Daily Archives: 2015年12月9日

解雇190(ホンダエンジニアリング事件)

おはようございます。

今日は、賞罰委員会に諮ってなされた懲戒解雇は弁明の機会を付与しなくても手続的に違法はないとされた裁判例を見てみましょう。

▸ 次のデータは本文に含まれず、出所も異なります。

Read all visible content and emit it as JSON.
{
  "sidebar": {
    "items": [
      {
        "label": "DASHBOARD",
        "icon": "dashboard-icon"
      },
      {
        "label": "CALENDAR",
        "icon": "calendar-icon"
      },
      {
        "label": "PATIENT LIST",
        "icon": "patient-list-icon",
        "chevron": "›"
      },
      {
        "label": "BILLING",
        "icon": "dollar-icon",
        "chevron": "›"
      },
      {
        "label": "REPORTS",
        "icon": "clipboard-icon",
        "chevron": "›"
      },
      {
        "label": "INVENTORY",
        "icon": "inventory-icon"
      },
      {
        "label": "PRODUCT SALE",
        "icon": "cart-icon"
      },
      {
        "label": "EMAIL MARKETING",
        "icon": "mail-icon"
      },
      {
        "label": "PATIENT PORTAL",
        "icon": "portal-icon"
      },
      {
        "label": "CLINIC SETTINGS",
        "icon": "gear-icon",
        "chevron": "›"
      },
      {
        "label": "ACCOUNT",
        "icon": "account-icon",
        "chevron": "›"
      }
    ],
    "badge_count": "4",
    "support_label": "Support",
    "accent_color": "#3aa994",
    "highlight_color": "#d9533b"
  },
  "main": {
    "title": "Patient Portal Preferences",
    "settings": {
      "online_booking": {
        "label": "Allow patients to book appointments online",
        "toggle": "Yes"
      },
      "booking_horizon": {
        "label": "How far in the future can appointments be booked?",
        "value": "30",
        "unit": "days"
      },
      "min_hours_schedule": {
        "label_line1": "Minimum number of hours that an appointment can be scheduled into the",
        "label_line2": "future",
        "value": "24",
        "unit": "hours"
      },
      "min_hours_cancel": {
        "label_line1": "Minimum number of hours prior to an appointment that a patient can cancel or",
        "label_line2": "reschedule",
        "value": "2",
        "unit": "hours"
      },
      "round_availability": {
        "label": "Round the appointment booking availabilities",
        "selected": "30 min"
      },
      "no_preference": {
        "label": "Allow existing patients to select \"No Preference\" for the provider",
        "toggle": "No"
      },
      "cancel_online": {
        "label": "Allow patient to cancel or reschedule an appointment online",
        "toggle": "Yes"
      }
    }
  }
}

ホンダエンジニアリング事件(宇都宮地裁平成27年6月24日・労経速2256号3頁)

【事案の概要】

Xは、Y社の従業員であったところ、Y社から懲戒解雇にされたものであるが、Xには懲戒解雇事由がなく、また、懲戒解雇手続が違法であることや懲戒解雇が処分として重すぎることからすると、懲戒解雇の相当性を欠くため無効であり、Xは自らの意思で辞職したものであるとして、退職一時金82万8255円の支払いを求め、在職中にY社の職員から受けたとして、慰謝料150万円の支払及びこれらの合計232万8255円に対する労働審判申立書が到達した日の翌日からの遅延損害金の支払を求めている。

【裁判所の判断】

請求棄却

【判例のポイント】

1 Xは、平成25年5月28日から8月1日までの間、上司からの業務命令に従わず、指示された業務に従事しなかったものであるから、故意に業務を放棄したものであり、このような行為は、就業規則・・・との懲戒事由に該当するものと認められる。また、Xは、平成25年6月12日から8月1日までの36日間、無断欠勤を続けたものであり、このような行為は、就業規則・・・に該当するものと認められる

2 Xは、上司からの度重なる業務命令に従わず、36日間無届欠勤を継続したものであるから、懲戒事由の程度は重大であって、懲戒解雇が相当性を欠くものということはできない

3 Xは、Y社がXに弁明の機会を与えないで懲戒解雇を言い渡したとして、適正手続保障の観点から、懲戒解雇の相当性の要件を欠くと主張する。しかし、Y社の就業規則において弁明の機会を与える旨の規定は置かれておらず、懲戒をするに当たっては、労使の代表者で構成する賞罰委員会の意見を聞くこととされているところ、このような場合、弁明の機会を付与しないことをもって直ちに懲戒手続が違法ということはできない。そして、本件においては、賞罰委員会に諮って本件懲戒解雇がなされているものであるから、手続に違法な点があるということはできない

4 そうすると、本件懲戒解雇は有効なものと認められるから、労働協約80条2項により、Xは退職金請求権を有しないものと認められる。

懲戒解雇の場合、必ずといっていいほど適正手続が問題となります。

上記判例のポイント3は是非、実務において参考にしてください。

解雇を選択する前には必ず顧問弁護士に相談の上、慎重かつ適切に対応することが肝心です。決して、素人判断で進めないようにしましょう。